At one point in the middle of their set, the musicians took a short break and conversed with students from the stage. “Isn’t this a party school?” Timony asked, joking with the crowd of students and locals. The crowd responded with half-hearted cheers, but Timony did not hesitate to continue bantering. “But aren’t you guys, like, intellectuals?” she continued. Some people laughed, and Wright asked if Oberlin has any rivals in sports. Timony told her it “wasn’t like that” since we’re an “artsy school” and proceeded to ask if our rival was Bard College. People booed as Timony and Wright continued to talk about the distinctly artistic vibe of the school before returning to their set. Overall, Ex Hex had a great stage presence, even though its sound was slightly marred by a lack of experience.

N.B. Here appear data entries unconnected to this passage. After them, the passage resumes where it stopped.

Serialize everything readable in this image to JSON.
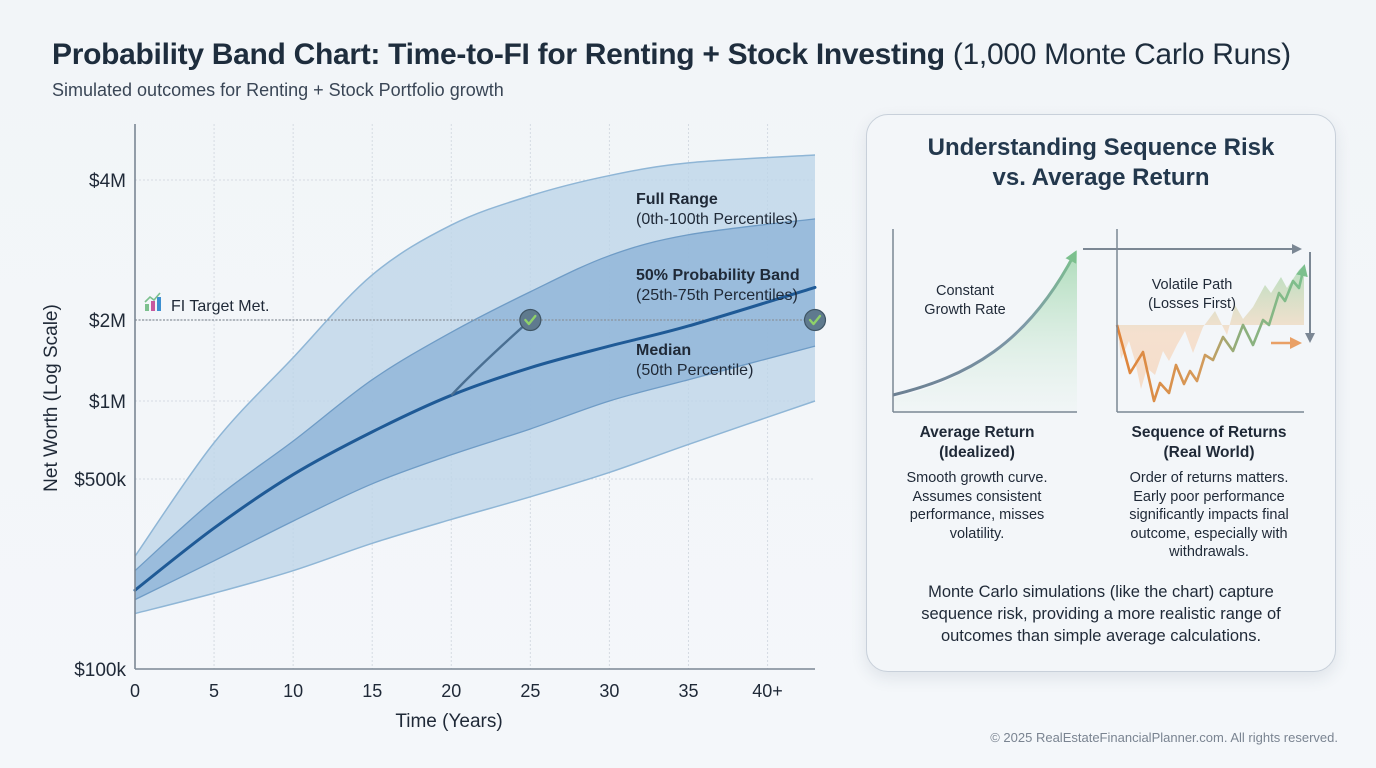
{
  "header": {
    "title_bold": "Probability Band Chart: Time-to-FI for Renting + Stock Investing",
    "title_light": "(1,000 Monte Carlo Runs)",
    "subtitle": "Simulated outcomes for Renting + Stock Portfolio growth"
  },
  "chart_data": {
    "type": "area",
    "title": "Probability Band Chart: Time-to-FI for Renting + Stock Investing (1,000 Monte Carlo Runs)",
    "subtitle": "Simulated outcomes for Renting + Stock Portfolio growth",
    "xlabel": "Time (Years)",
    "ylabel": "Net Worth (Log Scale)",
    "x_ticks": [
      {
        "value": 0,
        "label": "0"
      },
      {
        "value": 5,
        "label": "5"
      },
      {
        "value": 10,
        "label": "10"
      },
      {
        "value": 15,
        "label": "15"
      },
      {
        "value": 20,
        "label": "20"
      },
      {
        "value": 25,
        "label": "25"
      },
      {
        "value": 30,
        "label": "30"
      },
      {
        "value": 35,
        "label": "35"
      },
      {
        "value": 40,
        "label": "40+"
      }
    ],
    "y_ticks": [
      {
        "value": 100000,
        "label": "$100k"
      },
      {
        "value": 500000,
        "label": "$500k"
      },
      {
        "value": 1000000,
        "label": "$1M"
      },
      {
        "value": 2000000,
        "label": "$2M"
      },
      {
        "value": 4000000,
        "label": "$4M"
      }
    ],
    "xlim": [
      0,
      43
    ],
    "ylim": [
      100000,
      5000000
    ],
    "yscale": "log",
    "grid": true,
    "x": [
      0,
      5,
      10,
      15,
      20,
      25,
      30,
      35,
      43
    ],
    "series": [
      {
        "name": "Full Range upper (100th Percentile)",
        "role": "outer-upper",
        "values": [
          260000,
          690000,
          1450000,
          2500000,
          3200000,
          3700000,
          4100000,
          4400000,
          4600000
        ]
      },
      {
        "name": "75th Percentile",
        "role": "inner-upper",
        "values": [
          230000,
          420000,
          700000,
          1200000,
          1800000,
          2300000,
          2750000,
          3050000,
          3300000
        ]
      },
      {
        "name": "Median (50th Percentile)",
        "role": "median",
        "values": [
          195000,
          330000,
          520000,
          760000,
          1050000,
          1330000,
          1600000,
          1900000,
          2350000
        ]
      },
      {
        "name": "25th Percentile",
        "role": "inner-lower",
        "values": [
          180000,
          250000,
          350000,
          480000,
          620000,
          780000,
          1000000,
          1200000,
          1600000
        ]
      },
      {
        "name": "Full Range lower (0th Percentile)",
        "role": "outer-lower",
        "values": [
          160000,
          190000,
          230000,
          290000,
          355000,
          430000,
          530000,
          680000,
          1000000
        ]
      }
    ],
    "fast_path": {
      "name": "Early FI path",
      "x": [
        20,
        22,
        25
      ],
      "values": [
        1050000,
        1400000,
        2000000
      ]
    },
    "fi_target": {
      "value": 2000000,
      "label": "FI Target Met."
    },
    "fi_markers": [
      {
        "x": 25,
        "value": 2000000
      },
      {
        "x": 43,
        "value": 2000000
      }
    ],
    "annotations": [
      {
        "title": "Full Range",
        "detail": "(0th-100th Percentiles)"
      },
      {
        "title": "50% Probability Band",
        "detail": "(25th-75th Percentiles)"
      },
      {
        "title": "Median",
        "detail": "(50th Percentile)"
      }
    ],
    "colors": {
      "outer_band": "#bcd5e8",
      "inner_band": "#8fb4d8",
      "median": "#1f5a96",
      "marker": "#5f7a8e",
      "check": "#8fd16a"
    }
  },
  "panel": {
    "title_line1": "Understanding Sequence Risk",
    "title_line2": "vs. Average Return",
    "left": {
      "diagram_label_line1": "Constant",
      "diagram_label_line2": "Growth Rate",
      "heading_line1": "Average Return",
      "heading_line2": "(Idealized)",
      "body": [
        "Smooth growth curve.",
        "Assumes consistent",
        "performance, misses",
        "volatility."
      ]
    },
    "right": {
      "diagram_label_line1": "Volatile Path",
      "diagram_label_line2": "(Losses First)",
      "heading_line1": "Sequence of Returns",
      "heading_line2": "(Real World)",
      "body": [
        "Order of returns matters.",
        "Early poor performance",
        "significantly impacts final",
        "outcome, especially with",
        "withdrawals."
      ]
    },
    "summary": [
      "Monte Carlo simulations (like the chart) capture",
      "sequence risk, providing a more realistic range of",
      "outcomes than simple average calculations."
    ],
    "colors": {
      "green": "#7cc08e",
      "orange": "#e0843a",
      "axis": "#7b8794"
    }
  },
  "footer": {
    "copyright": "© 2025 RealEstateFinancialPlanner.com. All rights reserved."
  }
}
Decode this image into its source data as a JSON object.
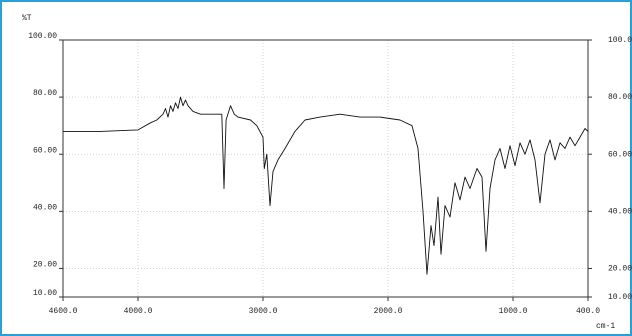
{
  "chart_data": {
    "type": "line",
    "ylabel": "%T",
    "xlabel": "cm-1",
    "x": [
      4600,
      4300,
      4000,
      3900,
      3850,
      3800,
      3780,
      3760,
      3740,
      3720,
      3700,
      3680,
      3660,
      3640,
      3620,
      3600,
      3560,
      3500,
      3400,
      3330,
      3312,
      3295,
      3260,
      3230,
      3200,
      3100,
      3050,
      3000,
      2990,
      2970,
      2944,
      2920,
      2880,
      2824,
      2744,
      2664,
      2544,
      2384,
      2224,
      2064,
      1904,
      1808,
      1760,
      1720,
      1688,
      1656,
      1632,
      1600,
      1576,
      1544,
      1504,
      1464,
      1424,
      1384,
      1344,
      1288,
      1248,
      1216,
      1184,
      1144,
      1104,
      1064,
      1024,
      984,
      944,
      904,
      864,
      824,
      784,
      744,
      704,
      664,
      624,
      584,
      544,
      504,
      464,
      424,
      400
    ],
    "values": [
      68,
      68,
      68.5,
      71,
      72,
      74,
      76,
      73,
      77,
      75,
      78,
      76,
      80,
      77,
      79,
      77,
      75,
      74,
      74,
      74,
      48,
      72,
      77,
      74,
      73,
      72,
      70,
      66,
      55,
      60,
      42,
      54,
      58,
      62,
      68,
      72,
      73,
      74,
      73,
      73,
      72,
      70,
      62,
      40,
      18,
      35,
      28,
      45,
      25,
      42,
      38,
      50,
      44,
      52,
      48,
      55,
      52,
      26,
      48,
      58,
      62,
      55,
      63,
      56,
      64,
      60,
      65,
      58,
      43,
      60,
      65,
      58,
      64,
      62,
      66,
      63,
      66,
      69,
      68
    ],
    "color": "#111111",
    "xlim": [
      4600,
      400
    ],
    "ylim": [
      10,
      100
    ],
    "xticks": [
      {
        "value": 4600,
        "label": "4600.0"
      },
      {
        "value": 4000,
        "label": "4000.0"
      },
      {
        "value": 3000,
        "label": "3000.0"
      },
      {
        "value": 2000,
        "label": "2000.0"
      },
      {
        "value": 1000,
        "label": "1000.0"
      },
      {
        "value": 400,
        "label": "400.0"
      }
    ],
    "yticks": [
      {
        "value": 10,
        "label": "10.00"
      },
      {
        "value": 20,
        "label": "20.00"
      },
      {
        "value": 40,
        "label": "40.00"
      },
      {
        "value": 60,
        "label": "60.00"
      },
      {
        "value": 80,
        "label": "80.00"
      },
      {
        "value": 100,
        "label": "100.00"
      }
    ],
    "grid": true
  }
}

The performers are already attuned to one another musically and stylistically. Since forming, Ex Hex has come out with one fulllength album, Rips. Wright’s two main contributions to Rips, “How You Got That Girl” and “Radio On,” both slide perfectly into Timony’s previously established punk-girl vibe. The band has a distinct sense of trust in each other and a willingness to have fun.
Overall, Ex Hex offered a solid, albeit slightly amateur, performance at the ’Sco. The group had as much fun as possible on stage, and this sense of joy is crucial in leaving a positive impression on an audience.